300M early-fusion OCR model: plain text, LaTeX, and HTML table output from document images

195Kdl/month

300Mparams

HuggingFace Run on your data

Identifiers

Model ID

tiiuae/Falcon-OCR

Feature URI

mixpeek://image_extractor@v1/tiiuae_falcon_ocr_v1

Overview

Falcon-OCR is an ultra-compact 300M-parameter early-fusion vision-language model for document OCR, developed by the Technology Innovation Institute (TII). Unlike traditional OCR pipelines that chain detection, recognition, and layout analysis, Falcon-OCR processes image patches and text tokens in a shared parameter space from the very first transformer layer, using a hybrid attention mask where image tokens attend bidirectionally while text tokens decode causally conditioned on the image.

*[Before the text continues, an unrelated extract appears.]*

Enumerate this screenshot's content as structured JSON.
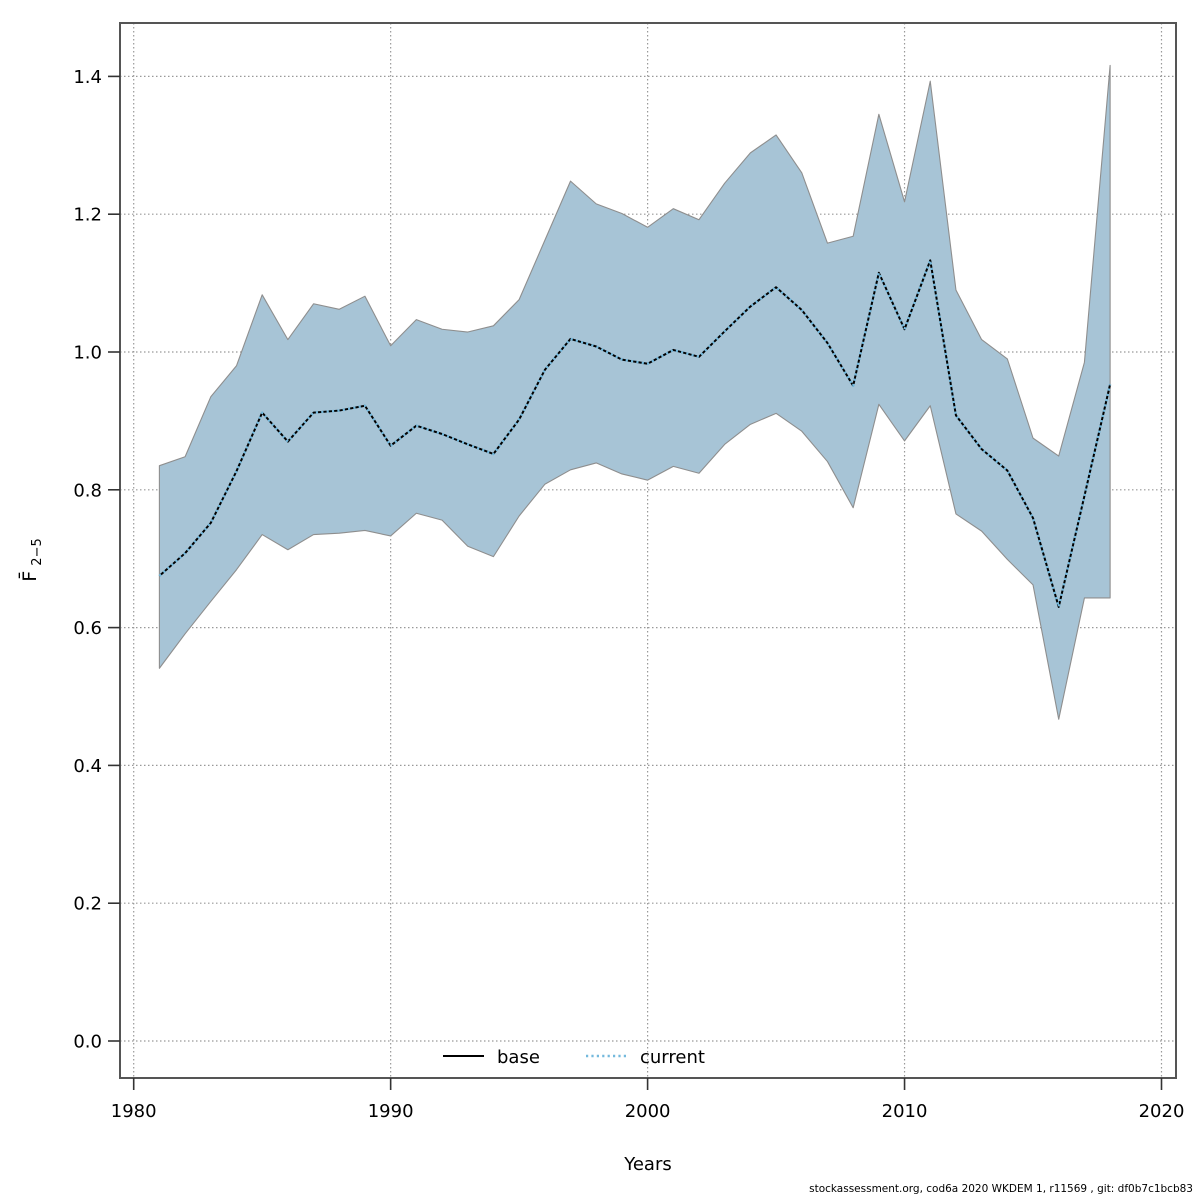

At just 300M parameters, Falcon-OCR is roughly 3x smaller than competing VLM-based OCR models yet achieves 80.3% on the olmOCR benchmark and 88.64 overall on OmniDocBench. On Mixpeek, it provides fast, lightweight OCR extraction from scanned documents, receipts, and printed materials, producing plain text, LaTeX for formulas, or HTML for tables depending on the requested output format.

Architecture

Early-fusion dense autoregressive Transformer. A single transformer processes image patches and text tokens in a shared parameter space from layer 1. Hybrid attention mask: image tokens attend bidirectionally, text tokens decode causally conditioned on image. Requires PyTorch 2.5+ for FlexAttention.

Mixpeek SDK Integration

import { Mixpeek } from "mixpeek";

const mx = new Mixpeek({ apiKey: "API_KEY" });

// Managed: create a collection over a bucket; Mixpeek runs this model's extractor
const collection = await mx.collections.create({
  namespace_id: "my-namespace",
  collection_name: "my-collection",
  source: { type: "bucket", bucket_ids: ["bkt_your_bucket"] },
  feature_extractor: {
    feature_extractor_name: "ocr",
    version: "v1",
    parameters: { model_id: "tiiuae/Falcon-OCR" },
  },
});